I had grown accustomed to my freedom by September 2015 only to find it taken away from me suddenly and unexpectedly by staff sickness. Now, having completed my two term contract, I’m free again. I woke on that first morning with a feeling of deja-vu. I’ve been here before, I thought to myself. But it’s amazing how different it feels this time. School, on two days a week, isn’t the ‘toad that squats’ on my life (Ted Hughes if you’re wondering) as it had been at times in the past few years. Instead, it was a time in the week that I looked forward to and enjoyed. This temporary part-time position has shown me that leaving slowly and deliberately is a much more effective way of transitioning out of teaching, just one of several things I’ve learned.
- Don’t go cold turkey. Teachers work too hard and too fast for it to be an effective strategy. If you want to leave, find a way to go part-time for at least a year. Your mind, spirit and brain need time to adjust.
- Have a plan: this may seem obvious but when I say have a plan, I mean a detailed and structured plan for at least the first three months. I knew that not working might be strange but I did not anticipate the extent of my disorientation; I also thought I had a plan but really, I had some voluntary work lined up and some vague ideas about what I might like to pursue. Not the same at all.
- Definitely book in some voluntary work. Pick charities that work in fields which interest you and go see them; charity work takes a while to set up. They need to wait for a volunteer slot to appear, and then they have to do the background checks and induction into the values of the organisation, orientation and training. I had not considered any of these things – I had a vision that I would simply turn up and do good. No.
- Start meeting people; networking is key. In a previous post I documented how the world of work has changed. The concept of selling myself was totally alien and indeed uncomfortable but networking put me in a position where I was meeting new people on a regular basis and while making new contacts was great, watching professional women network has been inspiring. I’ve learnt something from everyone I’ve met.
- Focus on your transferrable skills. Teachers have loads but they need to be packaged in the right way. This takes practise so expect to make at least eight to ten job applications before you start to get things right. Covering letters offer the same challenges. But that first interview will feel like a gold medal.
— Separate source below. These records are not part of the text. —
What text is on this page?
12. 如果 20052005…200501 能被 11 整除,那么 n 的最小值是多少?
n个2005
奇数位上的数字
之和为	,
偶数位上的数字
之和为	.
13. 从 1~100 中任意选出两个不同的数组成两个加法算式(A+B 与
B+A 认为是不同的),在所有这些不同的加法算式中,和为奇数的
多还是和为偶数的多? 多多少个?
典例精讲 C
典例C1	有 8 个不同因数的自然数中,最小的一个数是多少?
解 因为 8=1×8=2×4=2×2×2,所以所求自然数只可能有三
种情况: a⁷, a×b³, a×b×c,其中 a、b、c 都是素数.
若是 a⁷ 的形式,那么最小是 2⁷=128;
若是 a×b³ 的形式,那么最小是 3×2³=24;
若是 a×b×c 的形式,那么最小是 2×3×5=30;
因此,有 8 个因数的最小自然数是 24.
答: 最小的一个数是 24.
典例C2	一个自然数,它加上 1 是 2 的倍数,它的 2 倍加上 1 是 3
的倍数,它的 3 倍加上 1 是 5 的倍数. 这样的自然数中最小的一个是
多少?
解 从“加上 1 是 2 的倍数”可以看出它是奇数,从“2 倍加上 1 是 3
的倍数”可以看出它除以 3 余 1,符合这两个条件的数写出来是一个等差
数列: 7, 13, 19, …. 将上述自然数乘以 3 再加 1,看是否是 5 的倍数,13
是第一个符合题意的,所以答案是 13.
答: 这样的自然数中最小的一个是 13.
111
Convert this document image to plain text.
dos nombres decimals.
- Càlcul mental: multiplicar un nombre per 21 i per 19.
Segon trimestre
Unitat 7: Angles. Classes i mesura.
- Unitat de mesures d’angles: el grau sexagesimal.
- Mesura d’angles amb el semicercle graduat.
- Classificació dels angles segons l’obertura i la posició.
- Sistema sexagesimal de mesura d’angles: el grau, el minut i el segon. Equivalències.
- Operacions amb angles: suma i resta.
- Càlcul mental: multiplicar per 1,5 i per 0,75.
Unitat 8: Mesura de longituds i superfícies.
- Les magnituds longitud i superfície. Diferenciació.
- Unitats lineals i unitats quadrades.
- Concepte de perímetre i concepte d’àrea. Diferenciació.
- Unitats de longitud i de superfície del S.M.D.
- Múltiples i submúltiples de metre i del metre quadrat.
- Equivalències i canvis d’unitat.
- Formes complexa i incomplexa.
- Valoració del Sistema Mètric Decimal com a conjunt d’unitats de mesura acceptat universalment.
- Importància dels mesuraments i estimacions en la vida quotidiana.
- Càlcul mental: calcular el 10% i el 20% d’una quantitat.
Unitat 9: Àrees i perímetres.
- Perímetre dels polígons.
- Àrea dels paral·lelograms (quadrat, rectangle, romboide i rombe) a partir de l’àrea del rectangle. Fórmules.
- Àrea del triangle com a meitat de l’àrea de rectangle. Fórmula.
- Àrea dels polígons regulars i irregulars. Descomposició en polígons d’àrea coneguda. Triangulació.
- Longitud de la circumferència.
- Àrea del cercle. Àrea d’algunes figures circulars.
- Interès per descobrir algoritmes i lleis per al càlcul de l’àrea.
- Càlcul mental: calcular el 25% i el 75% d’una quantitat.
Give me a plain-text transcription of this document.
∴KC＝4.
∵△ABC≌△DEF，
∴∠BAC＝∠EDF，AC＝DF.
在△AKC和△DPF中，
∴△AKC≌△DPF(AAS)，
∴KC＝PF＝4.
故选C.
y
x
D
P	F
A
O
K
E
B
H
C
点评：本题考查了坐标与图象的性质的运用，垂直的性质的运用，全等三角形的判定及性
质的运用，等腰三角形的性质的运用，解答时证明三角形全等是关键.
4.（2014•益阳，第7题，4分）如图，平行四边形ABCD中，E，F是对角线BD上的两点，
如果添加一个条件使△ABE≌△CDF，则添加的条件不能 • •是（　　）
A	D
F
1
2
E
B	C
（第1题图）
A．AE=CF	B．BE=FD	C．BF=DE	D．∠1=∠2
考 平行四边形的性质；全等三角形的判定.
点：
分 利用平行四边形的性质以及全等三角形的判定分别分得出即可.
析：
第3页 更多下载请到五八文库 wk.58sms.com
- Take every single opportunity simply because you have no idea where it will lead. Although I have not yet got myself a job (four applications, one interview) I am busy working on two projects for the Women’s Equality Party and working for The Girls’ Network. Both have offered me the chance to talk on panels, one at the Brighton Fringe Festival and the other at a conference, and that feels great. I’m excited; I will get a chance to network some more and to talk about some things that matter – gender inequality in schools and raising girls’ aspirations.
- Think about what you really want to do next. Because the challenge is to persuade an employer that you’re serious about a career change – I suspect many employers look at ex-teachers as lightweights who simply can’t cut it anymore. Even my job coach spoke that frightening thought aloud. I’ve been running three projects for the WEP and these, along with some of my school experiences, have shown that my strengths and interests lie in delivering projects from start to finish. And I’m going to keep applying for Project Officer roles until I get one. It’s good to have a clear focus.
- Do some training. The Enhancing My Employability course was a great start but now I have time to complete the Prince 2 Foundation course; this gives structure to my days (as does job hunting) and requires me to stay disciplined. And discipline is simply another word for motivation and commitment.
- Don’t be scared. A life lived in fear is a life half-lived. Teaching is a secure and comfortable profession but if you’re ready to do something new, teaching can quickly feel stale and repetitive. With the right planning and preparation, the journey becomes exhilarating and exciting and nerve wracking, a journey of self-discovery. And that’s been the best part of all.